On February 7, 2009, she was presented with a Grammy Lifetime Achievement Award at a special merit awards ceremony that was held at the Wilshire Ebell Theatre in Los Angeles, California.
Due to her petite stature, yet powerhouse and dynamic voice, she has been affectionately known as “Little Miss Dynamite,” and rightfully so.
She is best-known for her chart-topping single “I’m Sorry,” as well as her Christmas classic “Rocking Around the Christmas Tree,” which is consistently ranked as one of the most popular Christmas songs of all time. “One of the hardest things to do in the industry is to get a standard Christmas song. I have been blessed enough to have one. We recorded it first in 1958 and it didn’t really become a hit until the Christmas of 1960. The original recording has been released every year since then,” she said. “‘I’m Sorry’ was my first big hit on the charts. I love that song as well.”
Lee noted that she loves performing in front of a live audience. “That’s my favorite medium,” she said. “I love to be before a crowd.
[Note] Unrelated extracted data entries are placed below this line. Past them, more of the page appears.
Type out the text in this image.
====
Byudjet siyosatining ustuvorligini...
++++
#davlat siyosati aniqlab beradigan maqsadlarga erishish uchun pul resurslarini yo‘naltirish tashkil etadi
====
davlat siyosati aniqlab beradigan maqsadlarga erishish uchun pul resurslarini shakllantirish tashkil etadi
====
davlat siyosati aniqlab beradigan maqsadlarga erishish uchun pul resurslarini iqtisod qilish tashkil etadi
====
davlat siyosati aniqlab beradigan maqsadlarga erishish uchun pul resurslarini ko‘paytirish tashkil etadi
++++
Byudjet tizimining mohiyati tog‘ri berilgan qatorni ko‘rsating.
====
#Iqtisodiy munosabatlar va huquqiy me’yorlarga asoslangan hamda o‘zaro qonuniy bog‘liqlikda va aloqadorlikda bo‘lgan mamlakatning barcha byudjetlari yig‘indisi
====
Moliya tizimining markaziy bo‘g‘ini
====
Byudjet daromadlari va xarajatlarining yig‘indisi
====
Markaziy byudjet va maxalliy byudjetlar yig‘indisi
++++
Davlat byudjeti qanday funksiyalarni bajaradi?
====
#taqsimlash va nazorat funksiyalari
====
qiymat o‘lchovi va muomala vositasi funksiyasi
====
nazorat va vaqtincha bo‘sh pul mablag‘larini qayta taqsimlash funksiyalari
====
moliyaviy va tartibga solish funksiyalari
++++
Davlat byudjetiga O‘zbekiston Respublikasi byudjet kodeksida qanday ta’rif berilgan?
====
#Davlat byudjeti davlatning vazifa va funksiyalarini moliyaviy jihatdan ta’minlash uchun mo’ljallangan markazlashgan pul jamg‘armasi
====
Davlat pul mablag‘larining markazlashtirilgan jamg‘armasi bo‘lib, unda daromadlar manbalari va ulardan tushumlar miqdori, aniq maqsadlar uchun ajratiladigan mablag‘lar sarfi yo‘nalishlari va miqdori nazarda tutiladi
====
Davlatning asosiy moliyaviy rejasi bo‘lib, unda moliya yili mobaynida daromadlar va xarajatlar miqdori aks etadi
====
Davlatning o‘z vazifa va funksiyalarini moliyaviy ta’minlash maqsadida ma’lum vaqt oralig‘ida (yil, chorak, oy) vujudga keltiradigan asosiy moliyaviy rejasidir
Although I love studio work, there is nothing like a one-on-one time with each other to get a check of their emotions right then and there.”
In April of 2007, Lee released a gospel album entitled Gospel Duets with Treasured Friends, and one of the tracks, “Uncloudy Day,” was a duet with country songstress Martina McBride. “I enjoyed doing that with Martina. She is a wonderful singer and that is one of my very favorite old spirituals. I enjoyed doing that whole project,” she said.
Regarding the key to longevity in the music industry, Lee shared, “The fans are the key. You need to have good songs out there and you need to be loyal and travel and do your shows and go to where the people are.”
She continued, “In the end, it’s the people who buy the records and come to see the shows. They absolutely make who you are.”
When asked about her proudest professional moments, she remarked, “I have been so blessed with such a great career. Everything about it has been special. From the first time I ever performed for a few people to the Queen of England to heads of state, to thousands and thousands of people, to radio shows, to television shows to my first talent show. You name it and I have loved it.”
On her coveted Rock and Roll Hall of Fame induction, she stated, “I finally made it in and I am proud to be there,” she said. “Country music means so much to me and so does rock and roll, since it is my roots and that’s where I started. They are both very important to me. Had I not gotten into either one, I would have still loved everything I done and I would have appreciated everything.”
In July of 2013, Lee made headlines in Country Weekly after rapper Kanye West sampled her song “Sweet Nothin’s” in the track “Bound 2” of his new album. “He sampled it on his new album and I think that was a compliment to the songwriter that wrote that record. Anytime your songs are recognized by a new generation is a compliment,” she said. “I’m afraid to listen to it since I don’t know what the content will be, but Kanye is very successful and does his own thing and more power to him,” she added.
Particularly impressive about Brenda Lee is that she just celebrated her fiftieth wedding anniversary this past April.
On balancing a music career and a family, she underscored the importance of choosing your priorities in life. “Choose the roads that you are going to take and hopefully, they will be the right ones. Children are what I always wanted, and when I was blessed enough to have them, I wanted to be as good of a mother as I could be working on the road like I was. Fortunately, I was able to do that.”
Lee continues to stay in touch with her fans. “I work and I keep up with a lot of the fans on the Internet. I call a lot of them since a lot are very close to them and they are my good friends. I still get a lot of fanmail and I make sure I answer every one. I also do meet and greets before the shows,” she said.
In her spare time, Lee enjoys doing benefit work in town, and she works with the Country Music Hall of Fame and Museum. “I do things for the Country Music Hall of Fame and I give back whenever I can,” she said.
For aspiring musicians, Lee offered some great advice. “If you are young, get your education first and go to school. You can always do the other. I did both and it can be done,” she said.
Brenda Lee defined success as “the realization of a dream that I had when I was just a little girl, before I even knew what a dream was.” “That dream was to sing, so I had fulfilled that dream along with the fans that have allowed me to do that,” she said.
For her dedicated fans, Lee concluded, “Thank you for all of the years of support and loyalty. Thank you for going out and buying the records. Thank you for spending your hard-earned money to come and see the shows and thank you for remembering me and my work all these years.”